A New York City police officer has been charged with second-degree murder in the death of a 66-year-old, emotionally disturbed Bronx woman. Sergeant Hugh Barry fatally shot Deborah Danner in her apartment in October 2016, after responding to a call from neighbors about a woman yelling and screaming at an apartment complex in the Castle Hill section of the Bronx. Police encountered Danner, who allegedly brandished a pair of scissors, and then dropped them and grabbed a baseball bat. She allegedly swung the bat at Barry before he fired his gun at her.
Barry, an eight-year veteran, was also charged Wednesday with manslaughter and criminally negligent homicide. An NYPD spokesperson told the New York Times that he has also been suspended without pay; Barry was placed on modified desk duty and stripped of his badge and gun right after the fatal incident.

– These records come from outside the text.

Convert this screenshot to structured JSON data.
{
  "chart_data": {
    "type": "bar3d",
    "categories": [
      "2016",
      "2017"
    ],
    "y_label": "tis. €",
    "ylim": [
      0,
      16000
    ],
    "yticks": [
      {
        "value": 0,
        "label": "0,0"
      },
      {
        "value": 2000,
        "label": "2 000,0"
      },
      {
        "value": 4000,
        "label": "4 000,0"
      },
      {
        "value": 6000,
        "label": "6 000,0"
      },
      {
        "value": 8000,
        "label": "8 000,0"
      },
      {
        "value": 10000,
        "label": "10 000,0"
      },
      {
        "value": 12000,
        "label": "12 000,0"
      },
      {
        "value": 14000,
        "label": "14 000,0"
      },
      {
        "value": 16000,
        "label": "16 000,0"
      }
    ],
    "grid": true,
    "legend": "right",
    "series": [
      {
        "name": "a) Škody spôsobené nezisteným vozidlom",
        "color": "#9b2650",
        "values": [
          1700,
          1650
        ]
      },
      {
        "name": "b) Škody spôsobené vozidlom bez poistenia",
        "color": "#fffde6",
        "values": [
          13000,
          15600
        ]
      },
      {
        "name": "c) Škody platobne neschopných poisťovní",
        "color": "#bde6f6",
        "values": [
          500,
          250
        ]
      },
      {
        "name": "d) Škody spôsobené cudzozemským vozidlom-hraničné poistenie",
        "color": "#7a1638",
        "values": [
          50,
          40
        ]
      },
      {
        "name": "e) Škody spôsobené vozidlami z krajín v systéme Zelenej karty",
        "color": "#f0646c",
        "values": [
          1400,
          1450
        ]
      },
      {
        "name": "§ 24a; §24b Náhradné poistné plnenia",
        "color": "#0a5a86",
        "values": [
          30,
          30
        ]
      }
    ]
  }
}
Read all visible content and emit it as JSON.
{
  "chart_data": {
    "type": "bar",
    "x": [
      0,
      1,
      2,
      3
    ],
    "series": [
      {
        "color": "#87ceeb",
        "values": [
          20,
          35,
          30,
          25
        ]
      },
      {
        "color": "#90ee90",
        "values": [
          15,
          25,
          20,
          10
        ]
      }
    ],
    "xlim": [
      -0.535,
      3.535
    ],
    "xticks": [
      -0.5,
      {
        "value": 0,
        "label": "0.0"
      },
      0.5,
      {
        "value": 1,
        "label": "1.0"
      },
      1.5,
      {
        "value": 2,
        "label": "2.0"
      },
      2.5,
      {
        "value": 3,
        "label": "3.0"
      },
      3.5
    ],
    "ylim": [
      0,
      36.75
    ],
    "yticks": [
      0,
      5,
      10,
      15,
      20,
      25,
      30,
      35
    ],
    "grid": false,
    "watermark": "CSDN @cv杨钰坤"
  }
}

In the aftermath of the shooting, NYPD Commissioner James O’Neill questioned whether Barry had followed the appropriate protocol for dealing with an apparently mentally ill person — including why the sergeant didn’t deploy his Taser, which he allegedly had on him at the time.
The indictment, handed down from the Bronx district attorney’s office nearly six months later, came as something of a surprise, especially after New York attorney general Eric Schneiderman, who has the power to investigate unarmed civilian deaths, declined to investigate the shooting because Danner was allegedly armed with a bat.